The tempo hadbeen building since our clinic session began. It was a typical Thursday afternoon, and the din was rising as our internal medicine residents traded patient stories and plans for dinner, waiting for their turn to present their patients to the attending physicians.
Stationed at my computer, I stared at the schedule: Thirty patients on the list, and we were only halfway done. I shook my head. No one on the schedule appeared to have a routine concern, such as a sore throat or a cold. They were patients with poorly controlled diabetes, requiring medication adjustments; patients with complicated pain syndromes, warranting narcotic medications; or patients with high blood pressure who hadn’t taken their medication in months.
The conference room where I sat was the inner sanctum of our clinic, a federally qualified health center where residents in training learn the fundamentals of ambulatory care. My colleagues and I are responsible for the primary-care needs of a medically underserved population. Rows of shelves lining the walls contained textbooks and patient brochures on managing diabetes, hypertension and high cholesterol, in English and Spanish. Pinned to corkboards were telephone lists of community centers, information about accessing phone interpretation and pamphlets on resources for victims of domestic violence. The doors on either side of the room were closed to protect patient confidentiality and to shield us from the glares of angry patients, frustrated by the long waits.
I felt a prickling irritation as I thought of the clinic’s decision to schedule 40-minute appointment slots for new patients and 20-
minute slots for follow-up patients. One could spend hours with these patients, many with limited English and low health literacy, before getting to the bottom of their symptoms.
Yet, that afternoon the most essential thing we managed to provide to one particular patient was a bit of extra time. If we had not taken that time, we would have missed the opportunity to intervene at a critical moment — and save a life.

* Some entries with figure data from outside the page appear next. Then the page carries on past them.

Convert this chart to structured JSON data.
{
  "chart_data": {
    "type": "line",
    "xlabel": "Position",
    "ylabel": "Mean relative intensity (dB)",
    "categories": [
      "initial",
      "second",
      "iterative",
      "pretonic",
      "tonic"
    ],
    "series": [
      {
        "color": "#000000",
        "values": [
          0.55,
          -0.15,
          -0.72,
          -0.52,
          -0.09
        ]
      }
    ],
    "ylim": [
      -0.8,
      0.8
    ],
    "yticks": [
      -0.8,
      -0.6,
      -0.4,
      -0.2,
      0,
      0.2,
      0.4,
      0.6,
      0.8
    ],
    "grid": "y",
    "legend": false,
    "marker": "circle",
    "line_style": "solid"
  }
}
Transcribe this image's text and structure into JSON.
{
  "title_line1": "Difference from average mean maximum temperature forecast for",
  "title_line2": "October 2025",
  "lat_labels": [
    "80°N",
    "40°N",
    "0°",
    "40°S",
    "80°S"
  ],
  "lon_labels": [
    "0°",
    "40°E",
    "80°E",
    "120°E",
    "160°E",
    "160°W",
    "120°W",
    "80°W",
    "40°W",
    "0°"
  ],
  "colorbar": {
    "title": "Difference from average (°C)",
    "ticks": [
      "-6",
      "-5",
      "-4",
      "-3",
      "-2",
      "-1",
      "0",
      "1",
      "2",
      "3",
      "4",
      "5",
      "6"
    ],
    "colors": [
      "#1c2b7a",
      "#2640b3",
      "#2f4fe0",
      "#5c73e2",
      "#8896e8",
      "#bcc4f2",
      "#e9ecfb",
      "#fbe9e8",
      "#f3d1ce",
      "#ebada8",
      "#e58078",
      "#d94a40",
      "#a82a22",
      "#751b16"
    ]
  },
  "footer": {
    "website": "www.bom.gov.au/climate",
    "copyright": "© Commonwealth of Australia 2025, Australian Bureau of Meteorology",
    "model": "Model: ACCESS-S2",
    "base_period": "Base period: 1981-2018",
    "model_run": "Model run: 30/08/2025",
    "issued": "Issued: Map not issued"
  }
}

It began with a simple request from a resident: “Can I tell you about a patient?” she asked. She was an exceptionally smart, conscientious and thorough physician in training, but this time she seemed uncertain. “I think what’s going on with this patient is that she’s anxious, but something doesn’t feel right,” she began. “I don’t want to blow this off as just depression and anxiety.”
A puzzling history
The patient was a Spanish-speaking, 62-year-old woman following up after an emergency department visit where she had received a diagnosis of anxiety and been treated with the drug Ativan. The medicine wasn’t helping. For two weeks, the woman complained of right-arm weakness. “But I don’t find anything unusual on exam,” the resident told me, seeming anxious herself. “The patient is worried and is hoping that her symptoms are due to increased stress.” The resident had performed the appropriate neurologic exam, which tests muscle strength and reflexes, and everything seemed normal.